Two hours after the last of the average 35 blows with the hand piece for each lamb he said, "I'm still at the shed mate just having a couple beers with the crew."

He was joined by farmer Lee and wife and woolhandler Tania, and son Roydon, the fourth generation on the property since his great-grandfather moved in 1918 after returning from World War I.

A celebration all around about 6am, at the end of a day's shearing, about the time they would have normally been going to work. Photo / Supplied
A celebration all around about 6am, at the end of a day's shearing, about the time they would have normally been going to work. Photo / Supplied

Another was fellow shearer Mike Stephens, who'd driven about 570km overnight from Tangiteroria in Northland to arrive by 7am on Tuesday, to sit on a bucket throughout as chief clock watcher, keeping the shearer up to the task.

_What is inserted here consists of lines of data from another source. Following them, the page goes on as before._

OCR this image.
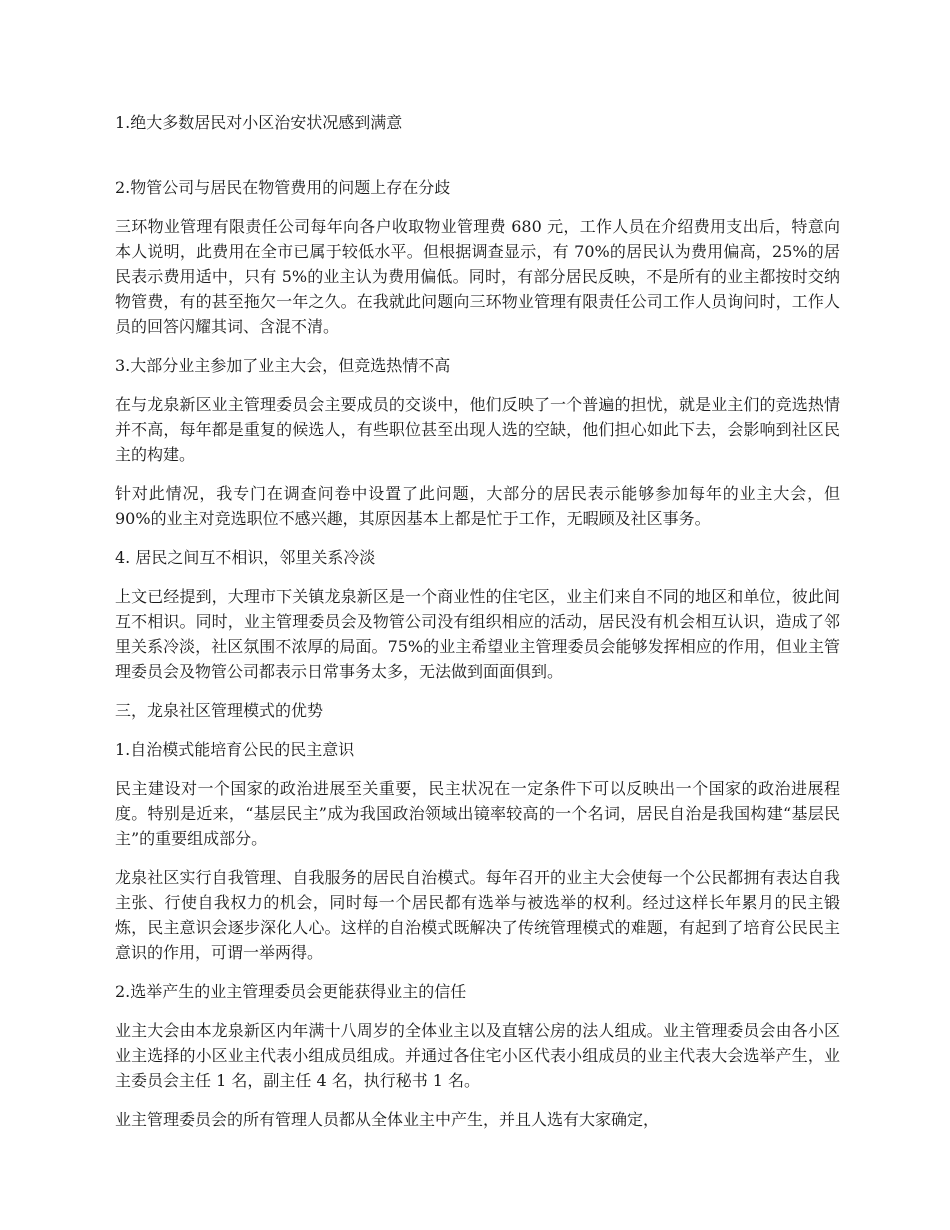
1.绝大多数居民对小区治安状况感到满意

2.物管公司与居民在物管费用的问题上存在分歧

三环物业管理有限责任公司每年向各户收取物业管理费 680 元，工作人员在介绍费用支出后，特意向本人说明，此费用在全市已属于较低水平。但根据调查显示，有 70%的居民认为费用偏高，25%的居民表示费用适中，只有 5%的业主认为费用偏低。同时，有部分居民反映，不是所有的业主都按时交纳物管费，有的甚至拖欠一年之久。在我就此问题向三环物业管理有限责任公司工作人员询问时，工作人员的回答闪耀其词、含混不清。

3.大部分业主参加了业主大会，但竞选热情不高

在与龙泉新区业主管理委员会主要成员的交谈中，他们反映了一个普遍的担忧，就是业主们的竞选热情并不高，每年都是重复的候选人，有些职位甚至出现人选的空缺，他们担心如此下去，会影响到社区民主的构建。

针对此情况，我专门在调查问卷中设置了此问题，大部分的居民表示能够参加每年的业主大会，但 90%的业主对竞选职位不感兴趣，其原因基本上都是忙于工作，无暇顾及社区事务。

4. 居民之间互不相识，邻里关系冷淡

上文已经提到，大理市下关镇龙泉新区是一个商业性的住宅区，业主们来自不同的地区和单位，彼此间互不相识。同时，业主管理委员会及物管公司没有组织相应的活动，居民没有机会相互认识，造成了邻里关系冷淡，社区氛围不浓厚的局面。75%的业主希望业主管理委员会能够发挥相应的作用，但业主管理委员会及物管公司都表示日常事务太多，无法做到面面俱到。

三，龙泉社区管理模式的优势

1.自治模式能培育公民的民主意识

民主建设对一个国家的政治进展至关重要，民主状况在一定条件下可以反映出一个国家的政治进展程度。特别是近来，“基层民主”成为我国政治领域出镜率较高的一个名词，居民自治是我国构建“基层民主”的重要组成部分。

龙泉社区实行自我管理、自我服务的居民自治模式。每年召开的业主大会使每一个公民都拥有表达自我主张、行使自我权力的机会，同时每一个居民都有选举与被选举的权利。经过这样长年累月的民主锻炼，民主意识会逐步深化人心。这样的自治模式既解决了传统管理模式的难题，有起到了培育公民民主意识的作用，可谓一举两得。

2.选举产生的业主管理委员会更能获得业主的信任

业主大会由本龙泉新区内年满十八周岁的全体业主以及直辖公房的法人组成。业主管理委员会由各小区业主选择的小区业主代表小组成员组成。并通过各住宅小区代表小组成员的业主代表大会选举产生，业主委员会主任 1 名，副主任 4 名，执行秘书 1 名。

业主管理委员会的所有管理人员都从全体业主中产生，并且人选有大家确定，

It was the challenge that kept on giving, with donations still being made to an associated Givealittle account, over $2400 being added to the wages for the day, all to injured workmate and injured Southland shearer and farmer Darryn Gutsell and family.

Born and raised in West Australia, but from a Mohaka family, Hawkins wasn't the only Ngati Pahauwera shearer ticking over the numbers on Tuesday.

Working for Hastings contractor Farrell Chrystal, Hemi Lambert, 21 and also with more than three weeks' of daily shearing behind him without a break, shore 800 lambs in just under 9hrs at Omahaki Station, west of Hastings, having never before done more than 700 in a day.